When asked if Douglas County government listens to the people’s voice, 55 percent agreed and 11 percent strongly agreed, while 17 percent disagreed.

When asked if Douglas County leaders have an effective long-term, comprehensive plan for the county’s future, 52 percent agreed and 11 percent strongly agreed, while 16 percent disagreed and 6 percent strongly disagreed.

When asked if Douglas County spends tax dollars wisely, 54 percent agreed that they did and 10 percent strongly agreed, while 21 percent disagreed and 9 percent strongly disagreed.

“Douglas County has shown remarkable stability in the face of a lot of negative things that have happened,” Hill said.

District 3 Commissioner Jill Repella said she believes the community trusts the government’s plan for the future, because officials have set and met goals for improving the lives of their constituents consistently.

“That’s extremely important for building trust,” Hill said. “That doesn’t exist everywhere.” He said the rotating nature of elected officials will often lead to a lack of long-term thinking and consistency.

Repella pointed to “one question that we’re encouraged by in particular, and it’s Q41: Douglas county leaders have an effective long-term comprehensive plan for the county’s future.

“In February 2000 it was 48 percent strongly agree and we’re up to 63 percent this year. That’s a significant incline that we’re in the right direction.

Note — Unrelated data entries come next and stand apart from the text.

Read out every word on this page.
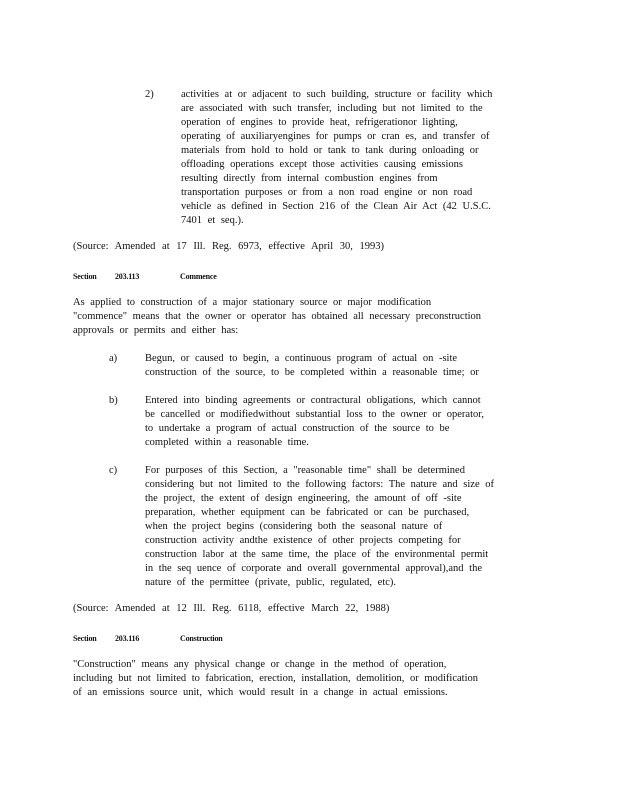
2)	activities at or adjacent to such building, structure or facility which
are associated with such transfer, including but not limited to the
operation of engines to provide heat, refrigerationor lighting,
operating of auxiliaryengines for pumps or cran es, and transfer of
materials from hold to hold or tank to tank during onloading or
offloading operations except those activities causing emissions
resulting directly from internal combustion engines from
transportation purposes or from a non road engine or non road
vehicle as defined in Section 216 of the Clean Air Act (42 U.S.C.
7401 et seq.).
(Source: Amended at 17 Ill. Reg. 6973, effective April 30, 1993)
Section 203.113	Commence
As applied to construction of a major stationary source or major modification
"commence" means that the owner or operator has obtained all necessary preconstruction
approvals or permits and either has:
a)	Begun, or caused to begin, a continuous program of actual on -site
construction of the source, to be completed within a reasonable time; or
b)	Entered into binding agreements or contractural obligations, which cannot
be cancelled or modifiedwithout substantial loss to the owner or operator,
to undertake a program of actual construction of the source to be
completed within a reasonable time.
c)	For purposes of this Section, a "reasonable time" shall be determined
considering but not limited to the following factors: The nature and size of
the project, the extent of design engineering, the amount of off -site
preparation, whether equipment can be fabricated or can be purchased,
when the project begins (considering both the seasonal nature of
construction activity andthe existence of other projects competing for
construction labor at the same time, the place of the environmental permit
in the seq uence of corporate and overall governmental approval),and the
nature of the permittee (private, public, regulated, etc).
(Source: Amended at 12 Ill. Reg. 6118, effective March 22, 1988)
Section 203.116	Construction
"Construction" means any physical change or change in the method of operation,
including but not limited to fabrication, erection, installation, demolition, or modification
of an emissions source unit, which would result in a change in actual emissions.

“It seems as though the community trusts the direction that we’re going in,” she added, “and I truly believe that the significant jump that we’ve seen in the last four to six years is because we strategically have those goals in place and there’s some consistency in what we’ve been focusing on.”

This year’s survey cost $36,984. Hill said the survey had a margin of error of plus or minus 4 percentage points at the 95 percent confidence level for 50-50 splits.

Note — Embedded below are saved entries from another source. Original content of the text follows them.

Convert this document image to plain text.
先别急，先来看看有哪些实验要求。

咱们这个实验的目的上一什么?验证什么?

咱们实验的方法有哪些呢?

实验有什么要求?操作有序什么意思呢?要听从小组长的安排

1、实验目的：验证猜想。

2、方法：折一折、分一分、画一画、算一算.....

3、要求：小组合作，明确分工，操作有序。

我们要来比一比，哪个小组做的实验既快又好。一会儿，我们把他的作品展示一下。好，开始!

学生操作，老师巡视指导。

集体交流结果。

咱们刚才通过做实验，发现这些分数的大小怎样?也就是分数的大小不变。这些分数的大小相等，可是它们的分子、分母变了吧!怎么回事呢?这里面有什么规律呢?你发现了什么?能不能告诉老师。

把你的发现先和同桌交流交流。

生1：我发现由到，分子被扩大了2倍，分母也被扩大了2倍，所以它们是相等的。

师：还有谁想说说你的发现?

That means the pollster is 95 percent certain that the results are accurate within 4 percentage points either way, for a relatively varied population.

Water ranks high

One area where Douglas County has made progress over the years is in its long-term approach to natural resources, specifically water.

Survey Respondents listed natural resources as their second highest priority for the county — after the economy — and 58 percent of people said water was the most important resource for the county.

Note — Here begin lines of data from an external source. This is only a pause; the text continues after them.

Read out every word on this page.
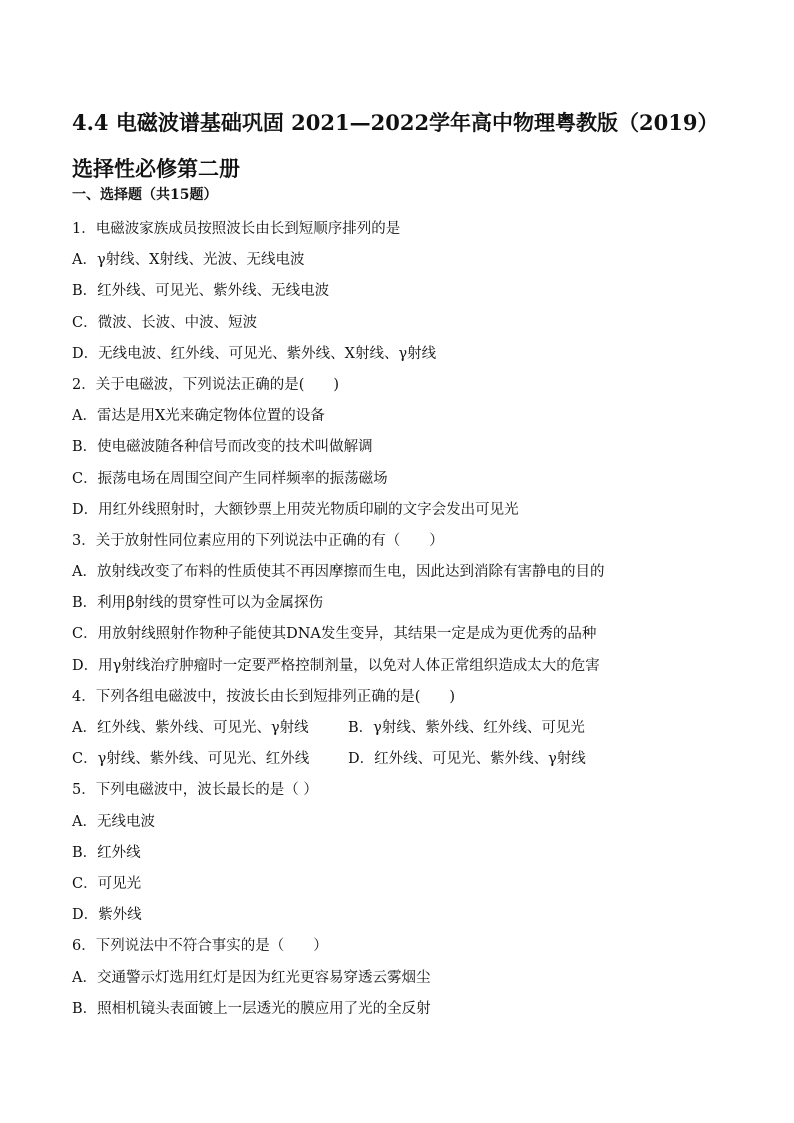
4.4 电磁波谱基础巩固 2021—2022学年高中物理粤教版（2019）选择性必修第二册
一、选择题（共15题）
1．电磁波家族成员按照波长由长到短顺序排列的是
A．γ射线、X射线、光波、无线电波
B．红外线、可见光、紫外线、无线电波
C．微波、长波、中波、短波
D．无线电波、红外线、可见光、紫外线、X射线、γ射线
2．关于电磁波，下列说法正确的是(　　)
A．雷达是用X光来确定物体位置的设备
B．使电磁波随各种信号而改变的技术叫做解调
C．振荡电场在周围空间产生同样频率的振荡磁场
D．用红外线照射时，大额钞票上用荧光物质印刷的文字会发出可见光
3．关于放射性同位素应用的下列说法中正确的有（　　）
A．放射线改变了布料的性质使其不再因摩擦而生电，因此达到消除有害静电的目的
B．利用β射线的贯穿性可以为金属探伤
C．用放射线照射作物种子能使其DNA发生变异，其结果一定是成为更优秀的品种
D．用γ射线治疗肿瘤时一定要严格控制剂量，以免对人体正常组织造成太大的危害
4．下列各组电磁波中，按波长由长到短排列正确的是(　　)
A．红外线、紫外线、可见光、γ射线	B．γ射线、紫外线、红外线、可见光
C．γ射线、紫外线、可见光、红外线	D．红外线、可见光、紫外线、γ射线
5．下列电磁波中，波长最长的是（ ）
A．无线电波
B．红外线
C．可见光
D．紫外线
6．下列说法中不符合事实的是（　　）
A．交通警示灯选用红灯是因为红光更容易穿透云雾烟尘
B．照相机镜头表面镀上一层透光的膜应用了光的全反射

Of people surveyed, 63 percent strongly agreed and 32 percent somewhat agreed that Douglas County should work in partnership with water districts to secure a long-term water supply and delivery system.

“Five years ago when we put our policy manual together and crafted those goals, those goals were very, very important and strategic,” Repella said. “Two of our highest goals were economic foundation and natural resources related to water. That was really a key area we were looking at in the survey to reconcile our citizens’ reaction to those efforts.

The results of the survey not only support our efforts in that area, but I was surprised by how much they were encouraging our efforts in those areas. It was very, very positive. We’re on the right track with that.”